The following code I wrote uses Euclid's formula for generating primes. For some reason my code returns "0" as an answer; even though the variable values are correct for the first few loops. Since the problem is pretty easy, some parts of the code aren't perfectly optimized; I don't think that should matter. The code is as follows:

#include <iostream>
using namespace std;

int main()
{
    int placeholder;    //for cin at the end so console stays open
    int a, b, c, m, n, k;
    a = 0;  b = 0;  c = 0;
    m = 0;  n = 0;  k = 0;  //to prevent initialization warnings
    int sum = 0;
    int product = 0;

    /*We will use Euclid's (or Euler's?) formula for generating primitive
     *Pythagorean triples (a^2 + b^2 = c^2): For any "m" and "n",
     *a = m^2 - n^2 ; b = 2mn ; c = m^2 + n^2 . We will then cycle through
     *values of a scalar/constant "k", to make sure we didn't miss anything.
     */

    //these following loops will increment m, n, and k,
    //and see if a+b+c is 1000. If so, all loops will break.
    for (int iii = 1; m < 1000; iii++)
    {
        m = iii;
        for (int ii = 1; n < 1000; ii++)
        {
            n = ii;
            for (int i = 1; k <=1000; i++)
            {
                sum = 0;
                k = i;
                a = (m*m - n*n)*k;
                b = (2*m*n)*k;
                c = (m*m + n*n)*k;
                if (sum == 1000) break;
            }
            if (sum == 1000) break;
        }
        if (sum == 1000) break;
    }
    product = a * b * c;

    cout << "The product abc of the Pythagorean triplet for which a+b+c = 1000 is:\n";
    cout << product << endl;
    cin >> placeholder;
    return 0;
}

And also, is there a better way to break out of multiple loops without using "break", or is "break" optimal?

---

Here's the updated code, with only the changes:

for (m = 2; m < 1000; m++)
    {
        for (int n = 2; n < 1000; n++)
        {
            for (k = 2; (k < 1000) && (m > n); k++)
            {
                sum = 0;
                a = (m*m - n*n)*k;
                b = (2*m*n)*k;
                c = (m*m + n*n)*k;
                sum = a + b + c;
                if ((sum == 1000) && (!(k==0))) break;
            }

It still doesn't work though (now gives "1621787660" as an answer).
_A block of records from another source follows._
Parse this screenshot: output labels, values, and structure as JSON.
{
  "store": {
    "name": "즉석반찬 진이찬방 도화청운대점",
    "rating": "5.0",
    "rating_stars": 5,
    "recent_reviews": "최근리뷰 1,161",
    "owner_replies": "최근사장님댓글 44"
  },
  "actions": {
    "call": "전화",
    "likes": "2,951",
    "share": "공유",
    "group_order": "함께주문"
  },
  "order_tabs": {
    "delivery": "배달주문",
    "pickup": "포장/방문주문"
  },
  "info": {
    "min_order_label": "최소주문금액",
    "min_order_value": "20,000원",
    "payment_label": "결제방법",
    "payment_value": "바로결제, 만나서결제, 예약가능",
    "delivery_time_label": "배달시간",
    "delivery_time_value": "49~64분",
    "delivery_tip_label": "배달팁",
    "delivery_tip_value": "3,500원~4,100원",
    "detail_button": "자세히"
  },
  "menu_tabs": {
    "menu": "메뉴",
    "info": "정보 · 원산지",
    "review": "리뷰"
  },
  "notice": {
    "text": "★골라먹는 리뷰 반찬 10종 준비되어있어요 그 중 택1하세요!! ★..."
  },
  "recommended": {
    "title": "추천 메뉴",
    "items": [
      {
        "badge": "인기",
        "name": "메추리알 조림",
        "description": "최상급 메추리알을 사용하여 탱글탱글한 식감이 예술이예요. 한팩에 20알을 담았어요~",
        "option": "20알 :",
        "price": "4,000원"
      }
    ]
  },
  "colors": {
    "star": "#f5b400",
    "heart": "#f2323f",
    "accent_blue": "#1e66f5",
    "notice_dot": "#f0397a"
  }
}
I know, a lot of parentheses.

Answer 1

The new problem is that the solution occurs for k = 1, so starting your k at 2 misses the answer outright.

Instead of looping through different k values, you can just check for when the current sum divides 1000 evenly. Here's what I mean (using the discussed goto statement):

      for (n = 2; n < 1000; n++)
        {
          for (m = n + 1; m < 1000; m++)
            {
              sum = 0;
              a = (m*m - n*n);
              b = (2*m*n);
              c = (m*m + n*n);
              sum = a + b + c;
              if(1000 % sum == 0)
                {
                  int k = 1000 / sum;
                  a *= k;
                  b *= k;
                  c *= k;
                  goto done;
                }
            }
        }
     done:
      product = a * b * c;

I also switched around the two for loops so that you can just initialize m as being larger than n instead of checking every iteration.

Note that with this new method, the solution doesn't occur for k = 1 (just a difference in how the loops are run, this isn't a problem)

Answer 2

Presumably sum is supposed to be a + b + c. However, nowhere in your code do you actually do this, which is presumably your problem.

To answer the final question: Yes, you can use a goto. Breaking out of multiple nested loops is one of the rare occasions when it isn't considered harmful.